Self-disclosure and preventive advice on cryptoassets

Anyone who has not declared income from the sale or exchange of cryptoassets in their tax return should consider filing a voluntary disclosure.

The tax authorities are increasingly taking action against taxpayers who have not paid tax on income from cryptoassets in the past or have paid incomplete tax.
The first requests for information to crypto exchanges were successful.
The data obtained in this way is currently being evaluated by the tax authorities.
A number of taxpayers have already received mail from their tax office.
This development is likely to continue.

The ruling by the Federal Fiscal Court (BFH) on February 14, 2023 (case no. IX R 3/22) has made it clear that gains from the sale and exchange of cryptocurrencies can lead to taxable income.
According to the BFH, blockchain-based assets held as private assets are so-called “other assets”.
The decision was issued for Bitcoin (BTC), Ethereum (ETH) and Monero (XMR), but can be applied to other tradable virtual currencies.

With its ruling, the BFH has confirmed the opinion of the Federal Ministry of Finance (BMF).
In its letter dated May 10, 2022, the BMF had already issued a fundamental statement on the “income tax treatment of virtual currencies and other tokens”.

This means that such profits must also be declared in tax returns.
Anyone who fails to do so is guilty of tax evasion if they do so intentionally.
There may also be a tax correction obligation for tax returns that have already been submitted.

Whether and to what extent taxable income was actually generated depends on numerous factors.
The BFH has assumed other income from so-called private sales transactions.
Such speculative gains from trading in (or exchanging) cryptocurrencies are (only) subject to income tax if there is no more than one year between acquisition and sale (so-called speculation period).
However, this only applies if no commercial activity can be assumed.
In such a case, all profits, including those from sales outside the speculation period, are taxable.
In addition, trade tax is generally due.
Trade tax is also due.
When exactly the threshold for commercial activity is exceeded is still unclear, as are numerous other detailed questions.

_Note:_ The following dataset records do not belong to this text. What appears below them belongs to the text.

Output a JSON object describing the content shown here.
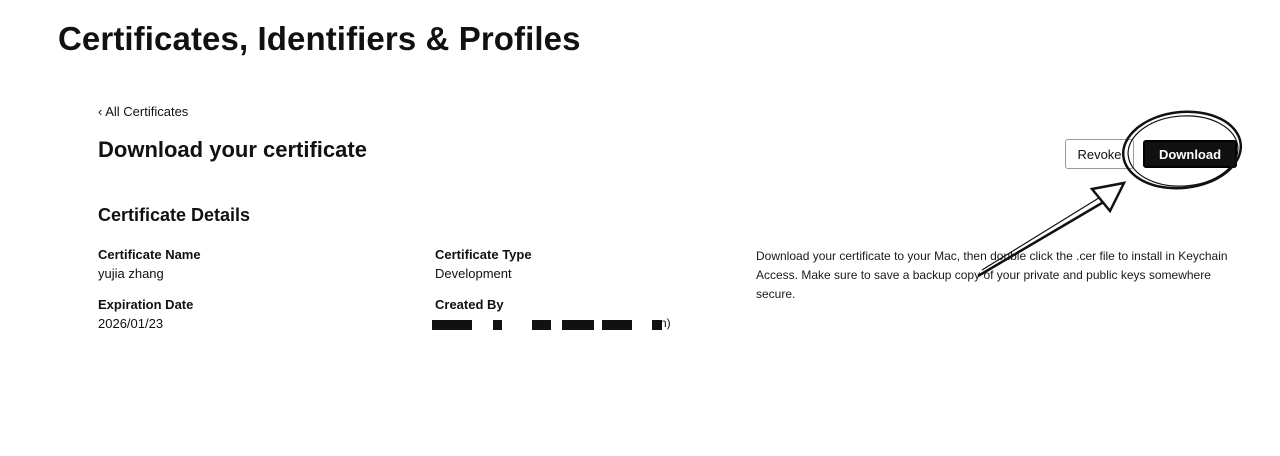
{
  "header": {
    "title": "Certificates, Identifiers & Profiles"
  },
  "nav": {
    "back_label": "‹ All Certificates"
  },
  "page": {
    "title": "Download your certificate"
  },
  "actions": {
    "revoke_label": "Revoke",
    "download_label": "Download"
  },
  "details": {
    "title": "Certificate Details",
    "certificate_name": {
      "label": "Certificate Name",
      "value": "yujia zhang"
    },
    "certificate_type": {
      "label": "Certificate Type",
      "value": "Development"
    },
    "expiration_date": {
      "label": "Expiration Date",
      "value": "2026/01/23"
    },
    "created_by": {
      "label": "Created By",
      "value_visible_end": "n)"
    }
  },
  "info": {
    "text": "Download your certificate to your Mac, then double click the .cer file to install in Keychain Access. Make sure to save a backup copy of your private and public keys somewhere secure."
  },
  "annotation": {
    "color": "#111111"
  }
}
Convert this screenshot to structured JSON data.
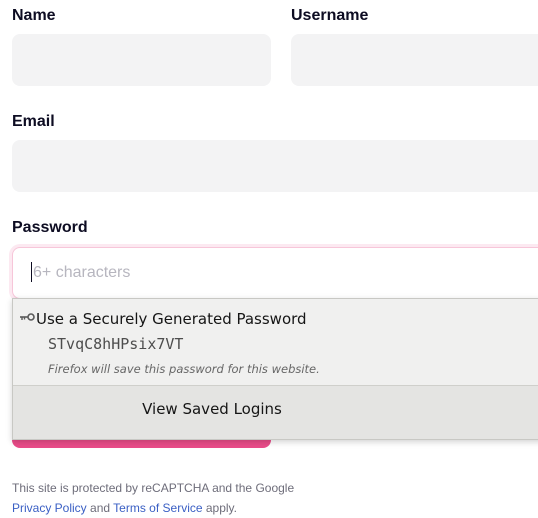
{
  "form": {
    "name_label": "Name",
    "username_label": "Username",
    "email_label": "Email",
    "password_label": "Password",
    "password_placeholder": "6+ characters"
  },
  "autofill_popup": {
    "icon": "key-icon",
    "title": "Use a Securely Generated Password",
    "generated_password": "STvqC8hHPsix7VT",
    "note": "Firefox will save this password for this website.",
    "footer_label": "View Saved Logins"
  },
  "recaptcha": {
    "text_before": "This site is protected by reCAPTCHA and the Google",
    "privacy_link": "Privacy Policy",
    "and_text": " and ",
    "terms_link": "Terms of Service",
    "apply_text": " apply."
  },
  "colors": {
    "accent": "#ea4c89",
    "input_bg": "#f3f3f4",
    "link": "#3a5fc4"
  }
}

Anyone who has had income from the sale or exchange of cryptoassets in the past and has not declared this in their tax returns should consider filing a voluntary disclosure to avoid prosecution.
Caution is also advised when submitting tax returns.
Unresolved legal issues or poor documentation often make it very difficult to prepare a correct and complete tax return.
Sufficient disclosure as part of the declaration as a preventive measure can minimize the risk of criminal prosecution.
In view of the large number of unresolved legal issues, it may be worthwhile to lodge an objection to a tax assessment and, if necessary, to take legal action in the tax court.
This also applies if a tax office estimates profits from cryptoassets and assesses a higher tax than declared in the tax return.